Aug 10, 2010

to glorify evolution

Evolution is a scientific theory; it explains much of what we observe in the living world. Atomic theory explains observations in chemistry. Gravity explains observations of the cosmos and movements of earth-bound objects. Theories are grand ideas which illuminate and elucidate what we see around us: life, the universe, all that.

Many refuse to see the beauty and truth of evolution, and a common ingredient among adherents of intelligent design, baraminology or other supernatural explanations is a poor appreciation of the diversity of life. This lack of appreciation is understandable. The modern world frees us from worrying which plants are edible, what kind of wood burns best or which insects are truly a threat, so it is easy to become oblivious to the huge variety of plants, trees, insects and life around us.

No naturalist doubts for a moment that life is a grand tableau of evolutionary lineages changing and diversifying. Doubt comes from not realizing how grand the tableau. We can all tell a pine tree from an oak, but if your curiosity stops there, can you be expected to understand the evolution of flowering plants?

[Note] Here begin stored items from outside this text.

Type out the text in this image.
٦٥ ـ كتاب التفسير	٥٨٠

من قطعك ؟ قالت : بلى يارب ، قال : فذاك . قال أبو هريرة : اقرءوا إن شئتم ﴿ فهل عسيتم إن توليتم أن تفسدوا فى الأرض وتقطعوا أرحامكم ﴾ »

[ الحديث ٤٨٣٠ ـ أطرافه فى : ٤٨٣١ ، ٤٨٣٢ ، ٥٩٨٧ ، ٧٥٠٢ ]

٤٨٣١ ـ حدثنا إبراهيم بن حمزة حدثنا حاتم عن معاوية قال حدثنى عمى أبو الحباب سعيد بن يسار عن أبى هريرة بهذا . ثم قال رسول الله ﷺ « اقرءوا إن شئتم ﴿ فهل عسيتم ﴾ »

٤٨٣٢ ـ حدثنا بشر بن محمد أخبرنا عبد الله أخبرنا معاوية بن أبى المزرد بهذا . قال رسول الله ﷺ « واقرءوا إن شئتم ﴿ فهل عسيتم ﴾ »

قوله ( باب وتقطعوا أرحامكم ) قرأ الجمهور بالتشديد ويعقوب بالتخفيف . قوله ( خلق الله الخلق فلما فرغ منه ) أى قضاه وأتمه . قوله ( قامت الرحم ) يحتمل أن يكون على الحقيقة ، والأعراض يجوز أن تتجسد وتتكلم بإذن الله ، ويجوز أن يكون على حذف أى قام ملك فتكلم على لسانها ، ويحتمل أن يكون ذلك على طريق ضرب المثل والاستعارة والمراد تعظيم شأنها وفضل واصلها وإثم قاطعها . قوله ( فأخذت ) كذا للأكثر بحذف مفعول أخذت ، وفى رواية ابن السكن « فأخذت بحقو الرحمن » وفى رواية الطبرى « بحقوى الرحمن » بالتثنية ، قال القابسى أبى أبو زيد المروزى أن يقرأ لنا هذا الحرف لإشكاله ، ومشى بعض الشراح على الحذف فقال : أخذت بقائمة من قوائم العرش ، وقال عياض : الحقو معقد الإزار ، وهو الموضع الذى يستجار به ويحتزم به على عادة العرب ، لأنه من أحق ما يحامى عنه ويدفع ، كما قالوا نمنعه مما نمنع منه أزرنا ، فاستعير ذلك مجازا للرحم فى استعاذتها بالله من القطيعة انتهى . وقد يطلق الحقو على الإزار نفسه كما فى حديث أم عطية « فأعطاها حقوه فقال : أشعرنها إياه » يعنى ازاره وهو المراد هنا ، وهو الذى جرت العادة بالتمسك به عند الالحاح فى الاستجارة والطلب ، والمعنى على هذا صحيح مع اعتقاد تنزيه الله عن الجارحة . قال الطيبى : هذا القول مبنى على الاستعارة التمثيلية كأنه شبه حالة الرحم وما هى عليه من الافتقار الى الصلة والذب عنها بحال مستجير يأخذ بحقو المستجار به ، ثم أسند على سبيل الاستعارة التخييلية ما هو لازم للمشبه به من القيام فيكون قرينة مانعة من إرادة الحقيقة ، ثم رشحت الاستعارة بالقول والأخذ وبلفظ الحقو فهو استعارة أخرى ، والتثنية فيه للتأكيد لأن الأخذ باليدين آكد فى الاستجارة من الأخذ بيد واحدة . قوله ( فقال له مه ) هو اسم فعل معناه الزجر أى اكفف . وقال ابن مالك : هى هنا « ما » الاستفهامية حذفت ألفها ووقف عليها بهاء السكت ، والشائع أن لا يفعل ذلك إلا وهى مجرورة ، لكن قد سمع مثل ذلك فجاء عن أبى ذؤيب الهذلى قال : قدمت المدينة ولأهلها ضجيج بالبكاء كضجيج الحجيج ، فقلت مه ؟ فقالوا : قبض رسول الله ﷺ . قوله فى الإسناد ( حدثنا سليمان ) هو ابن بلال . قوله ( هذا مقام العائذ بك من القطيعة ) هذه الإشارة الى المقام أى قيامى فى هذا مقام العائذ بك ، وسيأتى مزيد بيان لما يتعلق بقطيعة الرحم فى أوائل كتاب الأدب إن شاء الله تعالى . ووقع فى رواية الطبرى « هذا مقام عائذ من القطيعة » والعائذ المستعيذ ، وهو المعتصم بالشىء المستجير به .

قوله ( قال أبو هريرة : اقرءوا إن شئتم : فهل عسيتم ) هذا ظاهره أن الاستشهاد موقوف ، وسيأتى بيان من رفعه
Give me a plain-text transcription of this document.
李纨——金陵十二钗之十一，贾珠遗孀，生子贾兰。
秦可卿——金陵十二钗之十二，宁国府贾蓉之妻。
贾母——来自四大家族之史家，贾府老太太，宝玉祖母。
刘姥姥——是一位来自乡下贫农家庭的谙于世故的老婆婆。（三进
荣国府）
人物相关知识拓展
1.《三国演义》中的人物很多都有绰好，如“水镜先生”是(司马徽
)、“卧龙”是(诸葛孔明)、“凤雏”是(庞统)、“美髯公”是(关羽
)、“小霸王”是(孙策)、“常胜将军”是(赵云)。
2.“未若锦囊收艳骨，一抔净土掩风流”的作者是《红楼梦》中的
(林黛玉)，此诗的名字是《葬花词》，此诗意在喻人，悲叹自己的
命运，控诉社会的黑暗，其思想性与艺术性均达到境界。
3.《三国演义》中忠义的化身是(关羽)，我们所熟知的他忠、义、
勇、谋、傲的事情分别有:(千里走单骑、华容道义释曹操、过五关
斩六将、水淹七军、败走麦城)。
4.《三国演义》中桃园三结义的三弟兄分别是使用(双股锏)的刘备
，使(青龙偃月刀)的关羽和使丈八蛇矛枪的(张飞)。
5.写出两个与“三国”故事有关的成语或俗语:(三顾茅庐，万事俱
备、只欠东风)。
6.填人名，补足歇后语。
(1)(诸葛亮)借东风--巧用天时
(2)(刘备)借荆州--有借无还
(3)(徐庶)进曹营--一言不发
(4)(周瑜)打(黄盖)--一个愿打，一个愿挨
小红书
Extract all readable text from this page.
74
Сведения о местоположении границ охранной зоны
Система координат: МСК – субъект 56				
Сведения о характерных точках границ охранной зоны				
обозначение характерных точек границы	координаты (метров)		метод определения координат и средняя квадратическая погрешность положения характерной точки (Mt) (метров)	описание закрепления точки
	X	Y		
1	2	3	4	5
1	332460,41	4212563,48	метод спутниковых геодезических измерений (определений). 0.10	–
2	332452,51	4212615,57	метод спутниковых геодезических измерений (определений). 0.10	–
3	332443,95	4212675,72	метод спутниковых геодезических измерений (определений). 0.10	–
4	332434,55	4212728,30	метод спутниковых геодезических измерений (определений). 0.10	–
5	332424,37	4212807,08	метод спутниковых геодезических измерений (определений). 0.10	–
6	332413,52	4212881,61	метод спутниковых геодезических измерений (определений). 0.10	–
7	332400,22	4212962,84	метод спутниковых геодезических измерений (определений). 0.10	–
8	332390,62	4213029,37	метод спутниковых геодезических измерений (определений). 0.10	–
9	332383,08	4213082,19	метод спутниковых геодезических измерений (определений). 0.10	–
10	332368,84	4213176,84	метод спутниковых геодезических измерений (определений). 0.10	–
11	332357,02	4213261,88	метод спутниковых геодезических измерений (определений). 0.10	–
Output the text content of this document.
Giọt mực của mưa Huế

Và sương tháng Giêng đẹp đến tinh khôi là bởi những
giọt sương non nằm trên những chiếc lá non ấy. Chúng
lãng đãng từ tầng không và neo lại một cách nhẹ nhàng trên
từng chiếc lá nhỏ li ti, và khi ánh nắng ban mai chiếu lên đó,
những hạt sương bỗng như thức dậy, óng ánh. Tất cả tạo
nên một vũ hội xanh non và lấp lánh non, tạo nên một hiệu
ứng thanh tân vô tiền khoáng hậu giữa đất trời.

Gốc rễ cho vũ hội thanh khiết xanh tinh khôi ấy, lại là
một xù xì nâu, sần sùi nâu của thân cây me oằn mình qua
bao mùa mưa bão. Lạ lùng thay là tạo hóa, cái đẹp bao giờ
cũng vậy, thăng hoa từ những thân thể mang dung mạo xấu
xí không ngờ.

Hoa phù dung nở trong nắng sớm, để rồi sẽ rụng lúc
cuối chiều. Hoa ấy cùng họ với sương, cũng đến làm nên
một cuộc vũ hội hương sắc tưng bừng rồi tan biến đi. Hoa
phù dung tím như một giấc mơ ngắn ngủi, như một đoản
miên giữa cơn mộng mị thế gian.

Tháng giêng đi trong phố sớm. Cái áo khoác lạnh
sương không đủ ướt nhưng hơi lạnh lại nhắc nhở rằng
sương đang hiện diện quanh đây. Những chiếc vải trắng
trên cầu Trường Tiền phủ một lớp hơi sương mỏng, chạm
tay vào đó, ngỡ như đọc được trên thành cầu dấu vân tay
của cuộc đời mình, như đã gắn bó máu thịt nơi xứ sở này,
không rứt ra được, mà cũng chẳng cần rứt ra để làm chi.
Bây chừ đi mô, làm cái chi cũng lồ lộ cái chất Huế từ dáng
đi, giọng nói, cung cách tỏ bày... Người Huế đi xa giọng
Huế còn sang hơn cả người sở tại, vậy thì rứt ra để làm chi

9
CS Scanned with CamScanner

Fortunately, it is not necessary to know every pine tree or moth in order to appreciate life's diversity. Knowing the basic parameters -- about a dozen pines occur naturally in our region a thousand or more moths -- is adequate, or at least a good start. An understanding of biodiversity fosters stewardship and wisdom.

Just as gravity explains Earth's trajectory around the Sun, evolution explains the diversity of life. To appreciate evolution, you must first appreciate what needs to be explained, and that is biodiversity. Plants, fungi, microorganisms, mammals, spiders, birds, insects; evolution explains them all.


Intelligent design and other flavors of creationism explain nothing. They push diversity into the unknowable and render planetary history and the tableau of life an incoherent mess. That is unacceptable. Evolution has no competing theories because nothing else comes close to explaining as much about life as evolutionary theory does.

I have decided a running theme of this blog should be the diversity around us. Southern Appalachian forests are a good classroom for learning what evolution explains. Our mountain's age corresponds to the earliest emergence of terrestrial life, plant and animal, so local natural history encompasses events like the origin of flowering plants, insect flight, mammals, birds and the rise and fall of dinosaurs. Much can be learned from the patterns of diversity around us.